MA-5A
- Manufacturer: Lockheed Martin
- Country of origin: United States
- Used on: Atlas II

General characteristics
- Height: 3.43 metres (11.3 ft)
- Diameter: 3.05 metres (10.0 ft)
- Gross mass: 4,187 kilograms (9,231 lb)
- Derived from: MA-5

Launch history
- Status: Retired

MA-5A
- Powered by: 2 RS-56-OBA
- Maximum thrust: 2,100 kN (470,000 lbf)
- Specific impulse: 296 seconds (2.90 km/s)
- Propellant: LOX/RP-1

= MA-5A =

MA-5A was an American liquid fueled rocket stage. It was manufactured by Lockheed Martin for use on the Atlas II, IIA and IIAS rockets, derived from the MA-5 used on the Atlas I.

==Design==
MA-5A functioned as the "half stage" in the Atlas's "stage-and-a-half" design, meaning they functioned as a booster attached to a central sustainer core, but did not include their own fuel tanks.

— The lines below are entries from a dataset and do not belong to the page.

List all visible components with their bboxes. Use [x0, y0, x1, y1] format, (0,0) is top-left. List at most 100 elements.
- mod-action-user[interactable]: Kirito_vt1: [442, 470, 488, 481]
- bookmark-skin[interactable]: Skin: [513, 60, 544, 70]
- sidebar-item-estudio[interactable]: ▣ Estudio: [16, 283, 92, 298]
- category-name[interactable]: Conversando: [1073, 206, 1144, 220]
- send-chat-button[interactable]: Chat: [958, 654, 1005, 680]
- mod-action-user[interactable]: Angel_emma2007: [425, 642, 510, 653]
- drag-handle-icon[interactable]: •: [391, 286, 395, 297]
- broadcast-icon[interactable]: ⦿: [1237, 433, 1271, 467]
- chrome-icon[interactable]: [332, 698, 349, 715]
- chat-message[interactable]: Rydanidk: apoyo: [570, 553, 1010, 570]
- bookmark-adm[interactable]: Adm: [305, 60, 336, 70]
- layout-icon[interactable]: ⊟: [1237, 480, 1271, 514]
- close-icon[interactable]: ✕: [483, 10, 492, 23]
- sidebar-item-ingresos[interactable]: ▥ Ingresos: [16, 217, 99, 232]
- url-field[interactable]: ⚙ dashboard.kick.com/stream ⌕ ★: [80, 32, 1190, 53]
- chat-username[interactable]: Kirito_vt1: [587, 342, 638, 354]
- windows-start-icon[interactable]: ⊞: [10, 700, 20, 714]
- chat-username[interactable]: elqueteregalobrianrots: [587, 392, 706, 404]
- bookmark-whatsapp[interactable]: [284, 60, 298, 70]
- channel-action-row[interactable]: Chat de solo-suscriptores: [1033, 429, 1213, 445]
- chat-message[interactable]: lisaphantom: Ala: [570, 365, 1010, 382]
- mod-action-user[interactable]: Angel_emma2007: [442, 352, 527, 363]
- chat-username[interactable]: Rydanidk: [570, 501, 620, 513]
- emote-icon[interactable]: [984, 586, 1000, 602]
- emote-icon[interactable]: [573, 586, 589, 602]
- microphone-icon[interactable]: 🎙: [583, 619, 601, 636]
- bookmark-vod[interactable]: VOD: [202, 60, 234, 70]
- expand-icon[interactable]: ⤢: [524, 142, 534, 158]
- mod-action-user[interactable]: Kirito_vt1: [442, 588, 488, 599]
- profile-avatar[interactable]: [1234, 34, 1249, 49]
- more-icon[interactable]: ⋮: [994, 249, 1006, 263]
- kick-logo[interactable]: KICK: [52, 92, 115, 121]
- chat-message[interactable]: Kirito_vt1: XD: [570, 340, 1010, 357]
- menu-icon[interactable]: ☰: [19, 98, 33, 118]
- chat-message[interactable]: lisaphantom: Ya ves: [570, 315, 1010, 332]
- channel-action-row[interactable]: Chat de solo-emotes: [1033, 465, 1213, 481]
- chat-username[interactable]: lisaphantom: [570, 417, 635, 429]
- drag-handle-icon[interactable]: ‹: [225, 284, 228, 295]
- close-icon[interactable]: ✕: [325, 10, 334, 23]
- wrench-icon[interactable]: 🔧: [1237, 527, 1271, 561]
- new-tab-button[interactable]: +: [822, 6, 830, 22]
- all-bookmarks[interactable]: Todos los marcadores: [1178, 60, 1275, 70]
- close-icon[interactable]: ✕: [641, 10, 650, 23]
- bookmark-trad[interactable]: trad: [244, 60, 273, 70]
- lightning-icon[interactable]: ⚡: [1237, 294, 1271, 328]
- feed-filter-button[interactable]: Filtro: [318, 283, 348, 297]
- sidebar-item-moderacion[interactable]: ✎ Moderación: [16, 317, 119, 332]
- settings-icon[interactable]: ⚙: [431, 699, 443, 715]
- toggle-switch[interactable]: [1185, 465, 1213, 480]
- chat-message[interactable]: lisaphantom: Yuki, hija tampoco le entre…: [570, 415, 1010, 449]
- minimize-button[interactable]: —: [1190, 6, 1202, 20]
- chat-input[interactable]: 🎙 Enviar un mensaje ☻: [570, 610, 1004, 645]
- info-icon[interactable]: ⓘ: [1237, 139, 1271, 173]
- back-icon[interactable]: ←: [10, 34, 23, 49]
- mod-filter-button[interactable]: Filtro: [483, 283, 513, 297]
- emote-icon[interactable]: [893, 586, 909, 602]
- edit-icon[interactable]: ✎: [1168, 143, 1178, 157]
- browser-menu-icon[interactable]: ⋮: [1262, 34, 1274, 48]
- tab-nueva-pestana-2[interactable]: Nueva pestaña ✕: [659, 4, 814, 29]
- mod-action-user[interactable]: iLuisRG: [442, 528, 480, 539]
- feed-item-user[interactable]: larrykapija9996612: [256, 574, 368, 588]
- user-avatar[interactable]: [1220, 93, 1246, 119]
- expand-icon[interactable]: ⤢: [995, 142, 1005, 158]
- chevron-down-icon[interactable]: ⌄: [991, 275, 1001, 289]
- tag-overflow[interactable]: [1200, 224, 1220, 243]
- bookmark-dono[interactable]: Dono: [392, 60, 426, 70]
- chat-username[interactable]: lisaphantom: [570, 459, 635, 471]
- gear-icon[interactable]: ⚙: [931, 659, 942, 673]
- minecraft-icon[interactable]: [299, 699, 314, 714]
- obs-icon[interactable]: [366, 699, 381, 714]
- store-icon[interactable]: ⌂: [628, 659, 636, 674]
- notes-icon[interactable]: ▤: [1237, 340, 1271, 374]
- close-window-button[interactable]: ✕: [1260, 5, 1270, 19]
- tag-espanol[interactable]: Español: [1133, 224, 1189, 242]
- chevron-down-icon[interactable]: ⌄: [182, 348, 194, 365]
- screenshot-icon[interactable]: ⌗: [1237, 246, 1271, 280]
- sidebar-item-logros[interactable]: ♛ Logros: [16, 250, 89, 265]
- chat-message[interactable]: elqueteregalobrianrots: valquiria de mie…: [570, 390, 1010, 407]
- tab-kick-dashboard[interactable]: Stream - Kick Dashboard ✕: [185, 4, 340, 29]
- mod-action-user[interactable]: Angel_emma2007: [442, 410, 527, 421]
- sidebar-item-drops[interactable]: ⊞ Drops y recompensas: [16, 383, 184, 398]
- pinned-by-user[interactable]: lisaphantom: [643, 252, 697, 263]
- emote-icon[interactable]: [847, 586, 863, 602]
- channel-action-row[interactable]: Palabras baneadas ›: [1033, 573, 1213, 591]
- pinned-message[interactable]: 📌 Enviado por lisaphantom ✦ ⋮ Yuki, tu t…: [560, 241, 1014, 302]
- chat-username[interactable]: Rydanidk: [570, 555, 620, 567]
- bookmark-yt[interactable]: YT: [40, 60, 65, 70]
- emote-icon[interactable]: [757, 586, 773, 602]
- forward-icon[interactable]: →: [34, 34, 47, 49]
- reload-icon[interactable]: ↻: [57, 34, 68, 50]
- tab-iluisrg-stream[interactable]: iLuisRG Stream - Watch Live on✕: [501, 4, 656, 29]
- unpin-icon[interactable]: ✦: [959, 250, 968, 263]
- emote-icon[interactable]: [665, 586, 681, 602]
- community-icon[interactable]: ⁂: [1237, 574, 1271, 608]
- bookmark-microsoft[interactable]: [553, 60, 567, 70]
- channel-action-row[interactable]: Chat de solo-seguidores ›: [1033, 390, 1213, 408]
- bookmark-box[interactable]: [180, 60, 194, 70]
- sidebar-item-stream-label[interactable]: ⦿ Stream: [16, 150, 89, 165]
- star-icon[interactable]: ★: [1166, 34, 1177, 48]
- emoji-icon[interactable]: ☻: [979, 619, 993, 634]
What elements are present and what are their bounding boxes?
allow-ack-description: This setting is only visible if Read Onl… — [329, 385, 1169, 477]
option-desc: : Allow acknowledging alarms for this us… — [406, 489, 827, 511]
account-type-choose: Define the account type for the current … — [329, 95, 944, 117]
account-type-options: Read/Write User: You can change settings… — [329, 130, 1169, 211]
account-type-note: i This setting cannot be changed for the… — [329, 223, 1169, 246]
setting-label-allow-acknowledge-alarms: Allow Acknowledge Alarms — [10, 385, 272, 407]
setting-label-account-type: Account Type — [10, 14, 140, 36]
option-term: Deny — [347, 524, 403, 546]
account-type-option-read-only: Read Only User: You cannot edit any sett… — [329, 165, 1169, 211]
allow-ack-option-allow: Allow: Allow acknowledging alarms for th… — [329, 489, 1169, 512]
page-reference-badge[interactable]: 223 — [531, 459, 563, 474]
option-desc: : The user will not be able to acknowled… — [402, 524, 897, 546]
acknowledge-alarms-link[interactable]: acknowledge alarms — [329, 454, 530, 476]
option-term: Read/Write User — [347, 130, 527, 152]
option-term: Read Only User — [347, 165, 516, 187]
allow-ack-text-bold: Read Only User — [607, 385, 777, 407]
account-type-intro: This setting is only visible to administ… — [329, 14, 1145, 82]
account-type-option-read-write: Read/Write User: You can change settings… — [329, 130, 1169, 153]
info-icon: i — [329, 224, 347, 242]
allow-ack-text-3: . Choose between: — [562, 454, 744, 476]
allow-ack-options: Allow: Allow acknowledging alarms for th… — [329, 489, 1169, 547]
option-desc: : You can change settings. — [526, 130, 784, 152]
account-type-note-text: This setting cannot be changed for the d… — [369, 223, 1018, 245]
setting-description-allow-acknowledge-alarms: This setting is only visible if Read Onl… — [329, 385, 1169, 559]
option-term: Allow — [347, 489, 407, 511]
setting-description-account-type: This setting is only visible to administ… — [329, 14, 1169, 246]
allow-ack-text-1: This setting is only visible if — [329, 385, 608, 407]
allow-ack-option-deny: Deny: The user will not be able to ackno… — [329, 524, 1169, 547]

Instead, fuel was drained out of the tanks of the sustainer core, until partway through the launch the booster segment was jettisoned. Similar to the booster segments on previous Atlas rockets, MA-5A consisted of a thrust structure with attachment points and fuel lines for two RS-56-OBA rocket engines, each contained in a nacelle for aerodynamic reasons. The middle was left empty to accommodate the RS-56-OSA engine of the sustainer stage. The two booster engines shared a common gas generator, but separate turbopumps, combustion chambers, and other hardware. The stage also contains ten bottles of pressurized helium, used to drive the pneumatics for the engines and for tank pressurization. On the Atlas IIAS configuration, MA-5A also featured attachment points for four Castor 4A solid rocket boosters.

MA-5A was based on the design of the previous MA-5 stage, used on Atlas I. The main difference between the two designs was the replacement of the MA-5's two LR-89-7 engines with RS-56-OSAs.